I wrote again last week about Texas wine that's not really Texas wine.
So on my recent visit to the hill country around Austin, it was a pleasure to find some Texas producers that are loud and proud about working with 100% Texas grapes.
(To be clear, I'm fine if you want to work with out of state grapes. Oregonians do it all the time. You just need to be up front about it.)
One label I noticed on a visit to a pretty good grocery store was Duchman Family. They're clear about what's in the bottle, even if the Texas grapes mostly come from the High Plains AVA, 400 miles away in the Texas panhandle.
I didn't know that at the time, but I wanted real Texas wine and I was attracted to a producer featuring the likes of Trebbiano, Vermentino, and Sangiovese instead of inappropriate staples like Cabernet and Chardonnay.
Too bad this grocery didn't have their Aglianico, Montepulciano or Tempranillo, who knew Texas wines could be so adventurous with grapes that work in hot, arid climates. That's not to mention the slighly alkaline sandstones of the High Plains, which sound interesting compared to the acid soils of my Willamette Valley.
I selected the Vermentino (naturally) and the Sangiovese. Both were just under $15 a bottle, so very reasonable for wines made just down the road in Driftwood (incidentally the home of the excellent Salt Lick BBQ, a nice outlet of which you can find at the Austin airport).
How were the wines? Good, especially if you're in Texas looking for some local flavor.
The 2012 Vermentino Bingham Family Vineyard High Plains AVA seemed a bit more like sauvignon blanc in character, with a green herbal streak and melon aromas and flavors. The acidity appeared low, the wine having a plush texture and a sense of fruit sweetness despite being dry table white wine. Though this didn't have the golden qualities of my favorite Vermentinos, I did find this enjoyable to drink over a few days.
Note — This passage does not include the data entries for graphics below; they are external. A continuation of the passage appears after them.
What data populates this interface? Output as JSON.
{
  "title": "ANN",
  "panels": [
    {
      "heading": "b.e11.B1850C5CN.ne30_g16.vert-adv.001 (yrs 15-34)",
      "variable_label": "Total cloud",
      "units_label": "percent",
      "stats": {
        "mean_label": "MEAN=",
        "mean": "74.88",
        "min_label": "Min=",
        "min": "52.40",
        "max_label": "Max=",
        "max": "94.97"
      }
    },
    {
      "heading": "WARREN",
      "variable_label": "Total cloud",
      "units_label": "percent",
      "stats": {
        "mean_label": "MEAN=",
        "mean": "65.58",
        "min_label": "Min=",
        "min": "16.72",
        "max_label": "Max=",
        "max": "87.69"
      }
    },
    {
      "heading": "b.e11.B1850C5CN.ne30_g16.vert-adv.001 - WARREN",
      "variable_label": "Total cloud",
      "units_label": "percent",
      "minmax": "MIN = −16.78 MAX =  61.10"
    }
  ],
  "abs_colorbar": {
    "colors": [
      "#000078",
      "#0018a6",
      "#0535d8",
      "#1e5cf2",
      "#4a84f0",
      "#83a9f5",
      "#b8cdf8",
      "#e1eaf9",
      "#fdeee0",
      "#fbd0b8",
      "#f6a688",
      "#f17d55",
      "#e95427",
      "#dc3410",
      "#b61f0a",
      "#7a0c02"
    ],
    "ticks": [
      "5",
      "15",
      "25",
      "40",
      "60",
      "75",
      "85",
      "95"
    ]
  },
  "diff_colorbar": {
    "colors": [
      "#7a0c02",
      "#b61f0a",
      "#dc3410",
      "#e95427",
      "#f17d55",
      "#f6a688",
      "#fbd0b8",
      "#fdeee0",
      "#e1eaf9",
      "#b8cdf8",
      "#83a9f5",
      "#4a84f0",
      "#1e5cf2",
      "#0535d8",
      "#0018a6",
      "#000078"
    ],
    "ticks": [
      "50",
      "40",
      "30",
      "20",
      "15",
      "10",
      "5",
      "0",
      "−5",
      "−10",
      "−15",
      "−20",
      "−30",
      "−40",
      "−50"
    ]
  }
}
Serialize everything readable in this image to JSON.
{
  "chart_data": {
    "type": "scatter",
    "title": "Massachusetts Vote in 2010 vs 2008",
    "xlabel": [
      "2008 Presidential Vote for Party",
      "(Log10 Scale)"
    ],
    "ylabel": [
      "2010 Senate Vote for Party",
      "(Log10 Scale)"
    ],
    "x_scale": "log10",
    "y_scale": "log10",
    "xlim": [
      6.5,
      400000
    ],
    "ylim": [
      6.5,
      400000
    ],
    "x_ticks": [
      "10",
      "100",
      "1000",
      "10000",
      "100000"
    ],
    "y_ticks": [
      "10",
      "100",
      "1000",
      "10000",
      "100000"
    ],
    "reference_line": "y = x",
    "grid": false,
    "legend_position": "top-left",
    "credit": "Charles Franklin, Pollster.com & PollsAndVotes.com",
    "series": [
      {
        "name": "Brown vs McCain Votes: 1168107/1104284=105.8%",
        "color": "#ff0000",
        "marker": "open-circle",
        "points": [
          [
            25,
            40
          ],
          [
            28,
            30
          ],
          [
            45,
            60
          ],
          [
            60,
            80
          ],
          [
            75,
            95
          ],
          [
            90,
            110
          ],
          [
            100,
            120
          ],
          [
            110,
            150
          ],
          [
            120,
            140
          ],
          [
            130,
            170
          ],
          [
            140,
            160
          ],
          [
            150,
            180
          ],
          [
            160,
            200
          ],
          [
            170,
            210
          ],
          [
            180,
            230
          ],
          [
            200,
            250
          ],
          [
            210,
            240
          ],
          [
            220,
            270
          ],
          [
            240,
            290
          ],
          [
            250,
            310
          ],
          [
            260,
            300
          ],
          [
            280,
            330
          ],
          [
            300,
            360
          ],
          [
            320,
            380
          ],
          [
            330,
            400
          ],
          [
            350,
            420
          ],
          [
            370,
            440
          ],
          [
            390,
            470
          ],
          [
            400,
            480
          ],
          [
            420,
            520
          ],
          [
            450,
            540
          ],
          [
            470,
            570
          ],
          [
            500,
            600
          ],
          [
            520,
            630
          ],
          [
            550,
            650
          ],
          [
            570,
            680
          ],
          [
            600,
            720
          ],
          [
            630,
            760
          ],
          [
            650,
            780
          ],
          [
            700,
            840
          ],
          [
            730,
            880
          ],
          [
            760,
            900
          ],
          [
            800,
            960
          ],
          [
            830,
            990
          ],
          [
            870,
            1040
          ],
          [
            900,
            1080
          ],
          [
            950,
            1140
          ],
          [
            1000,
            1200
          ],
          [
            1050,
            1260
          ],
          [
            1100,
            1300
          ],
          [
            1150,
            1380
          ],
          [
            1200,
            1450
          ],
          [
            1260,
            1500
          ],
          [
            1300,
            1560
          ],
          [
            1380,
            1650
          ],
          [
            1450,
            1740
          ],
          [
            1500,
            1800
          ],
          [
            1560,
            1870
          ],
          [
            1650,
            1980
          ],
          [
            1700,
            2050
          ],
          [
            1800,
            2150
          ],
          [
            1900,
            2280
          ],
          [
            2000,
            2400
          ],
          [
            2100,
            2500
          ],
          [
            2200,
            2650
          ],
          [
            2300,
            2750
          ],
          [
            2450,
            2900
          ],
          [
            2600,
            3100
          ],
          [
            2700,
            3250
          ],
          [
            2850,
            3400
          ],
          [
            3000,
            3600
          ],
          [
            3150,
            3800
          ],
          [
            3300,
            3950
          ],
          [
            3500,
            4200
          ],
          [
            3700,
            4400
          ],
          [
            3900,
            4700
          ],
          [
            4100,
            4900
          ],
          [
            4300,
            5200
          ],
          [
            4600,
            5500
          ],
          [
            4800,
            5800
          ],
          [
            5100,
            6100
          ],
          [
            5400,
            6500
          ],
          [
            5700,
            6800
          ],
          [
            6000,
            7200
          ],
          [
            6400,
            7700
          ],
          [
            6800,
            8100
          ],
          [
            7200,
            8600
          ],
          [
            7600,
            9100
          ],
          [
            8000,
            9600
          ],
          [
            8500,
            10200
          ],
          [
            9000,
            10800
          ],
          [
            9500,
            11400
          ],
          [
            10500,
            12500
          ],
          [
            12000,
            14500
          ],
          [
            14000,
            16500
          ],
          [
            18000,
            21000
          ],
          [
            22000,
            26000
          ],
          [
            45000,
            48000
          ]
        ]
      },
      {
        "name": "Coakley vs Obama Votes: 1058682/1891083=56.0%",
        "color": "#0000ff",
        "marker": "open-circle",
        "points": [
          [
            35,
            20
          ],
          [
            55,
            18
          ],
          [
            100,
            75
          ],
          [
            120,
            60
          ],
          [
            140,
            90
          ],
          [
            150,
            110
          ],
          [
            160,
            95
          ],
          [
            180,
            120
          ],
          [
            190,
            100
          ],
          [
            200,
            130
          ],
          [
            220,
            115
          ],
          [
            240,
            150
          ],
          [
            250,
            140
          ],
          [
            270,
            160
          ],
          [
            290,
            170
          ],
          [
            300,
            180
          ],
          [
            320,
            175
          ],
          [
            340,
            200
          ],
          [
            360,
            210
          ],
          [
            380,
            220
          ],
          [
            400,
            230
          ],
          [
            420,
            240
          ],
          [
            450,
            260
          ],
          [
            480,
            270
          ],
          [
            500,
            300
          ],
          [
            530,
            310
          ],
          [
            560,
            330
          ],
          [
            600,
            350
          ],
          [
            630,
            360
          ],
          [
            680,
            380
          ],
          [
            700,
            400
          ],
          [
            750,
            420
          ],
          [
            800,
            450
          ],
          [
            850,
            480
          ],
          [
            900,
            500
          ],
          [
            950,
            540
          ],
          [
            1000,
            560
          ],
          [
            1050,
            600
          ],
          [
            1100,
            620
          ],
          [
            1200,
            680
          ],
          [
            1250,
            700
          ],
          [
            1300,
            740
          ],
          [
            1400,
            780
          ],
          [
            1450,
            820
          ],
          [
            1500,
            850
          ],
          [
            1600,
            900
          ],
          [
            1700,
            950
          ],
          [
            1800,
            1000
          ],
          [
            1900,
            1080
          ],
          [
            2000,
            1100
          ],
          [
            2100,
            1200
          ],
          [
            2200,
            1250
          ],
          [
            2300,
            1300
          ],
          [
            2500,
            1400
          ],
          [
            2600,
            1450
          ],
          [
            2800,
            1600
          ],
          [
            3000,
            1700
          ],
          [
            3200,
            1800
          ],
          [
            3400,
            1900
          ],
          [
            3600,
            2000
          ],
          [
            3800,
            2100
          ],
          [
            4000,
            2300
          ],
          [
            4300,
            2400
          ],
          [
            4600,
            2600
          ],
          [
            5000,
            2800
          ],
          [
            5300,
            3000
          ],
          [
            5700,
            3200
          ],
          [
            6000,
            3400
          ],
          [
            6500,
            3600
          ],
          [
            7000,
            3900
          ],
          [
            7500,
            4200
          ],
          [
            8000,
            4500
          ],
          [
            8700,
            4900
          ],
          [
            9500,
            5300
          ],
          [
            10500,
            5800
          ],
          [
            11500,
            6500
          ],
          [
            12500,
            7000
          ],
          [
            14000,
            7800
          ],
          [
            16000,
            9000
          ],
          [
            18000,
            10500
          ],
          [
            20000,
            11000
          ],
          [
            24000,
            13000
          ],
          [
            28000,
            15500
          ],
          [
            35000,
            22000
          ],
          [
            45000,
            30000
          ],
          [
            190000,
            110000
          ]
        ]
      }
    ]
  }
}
The 2012 Sangiovese Reddy Vineyard, also High Plains AVA fruit, had a nice ruby color. It also seemed a little vegetal, with chile pepper and red fruit aromas, some oak spice and soft flavors, the acidity more pronounced on the finish to tie things together nicely. A few of us finished this easily on one night.
On my next visit, I'll definitely look out for things like the other reds and the Trebbiano, and see what if anything they're growing in the striking hill country limestone.